GRANVILLE Williams has always had strong ties to mining communities in Yorkshire.

Now the retired Huddersfield University lecturer has edited a book filled with many of the memories, chronicling the events of the miners’ strike.

In the early 1960s, Williams taught in mining villages in the Dearne Valley. His first wife Kitty was a miner’s daughter and the couple lived in National Coal Board housing in Scunthorpe, Doncaster.

The book called Shafted: The Media, The Miners’ Strike and The Aftermath is to commemorate the 25th anniversary of the dispute of 1984 and 1985.

Mr Williams, 67, came up with the idea after discussing working life with a group of friends – and after being inspired by a drive through the Dearne Valley.

He said: “I was suddenly struck that there was no evidence anywhere that there was a mining industry, until you come to a roundabout and it says Cortonwood, which was the name of the pit whose closure triggered the strike.

“You drive across a whole swathe of land, where 60,000 or 70,000 people used to be engaged in the mining industry and there is nothing left.”

He says the book was written to give a voice to the miners and the title ‘Shafted’ reflects claims as to how the media treated miners at a national level.

The 15 chapters include contributions from Nicholas Jones, an industrial correspondent for BBC Radio News during the strike and Paul Routledge, the Labour editor of the Times, who looks at relations between trade unions and the media since the strikes.

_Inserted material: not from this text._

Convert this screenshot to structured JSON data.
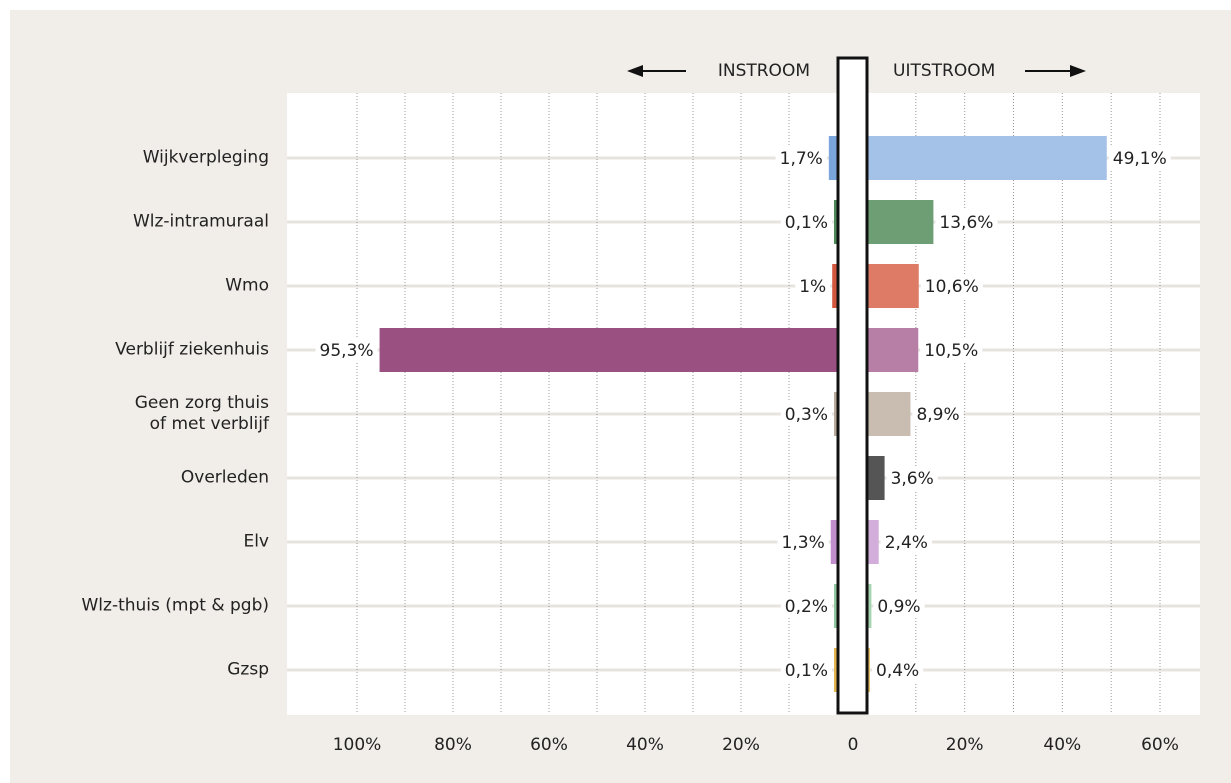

Also contributing is Tony Harcup, who was with the Leeds Other Paper during the strike and examines the role of alternative media.

The book also has pieces of personal writing from Scottish miner Joe Owen, who was 19 at the time of the strike and a poem by Dennis O’Donnell.

There are two poignant photographs in the book – of the site of Cortonwood Colliery, now a Morrison’s Supermarket, and of Lesley Boulton, at Orgreave, who is protecting herself as a policeman on horseback swings a baton at her head.

Mr Williams said: “I felt that you didn’t get a clear picture of what it was actually about. You got a sensationalised view of picket lines, violence and so on.

“But you didn’t get a nuance view about what motivated people to go on strike. I personally can’t conceive how people could survive without money.”

The book looks at the motives of the miners. Granville said: “Talk to miners and they didn’t see it between Maggie and Arthur.

“They knew why they were out on strike, they knew what the issues were.

“They weren’t being manipulated or tricked into spending all those months in tremendous hardship in the mining community.”

He says local newspapers reflected best the real issues involved in the strikes.

“Local newspapers were more receptive to what the issues were, they mainly supported the miners.

“The miners were put in a position where it was an almost irresistible conflict.

“They had to fight, you couldn’t not try and save the pits, otherwise you would just be ground down.

“The fact that they were defeated by the Conservative Government did give the death sentence to the pits.”

He said: “The Miners’ Strike was divisive, Thatcher was divisive and Thatcherism was divisive.

“It was about changing Britain, getting rid of the unions and worshipping a kind of individualism and pursuit of wealth.”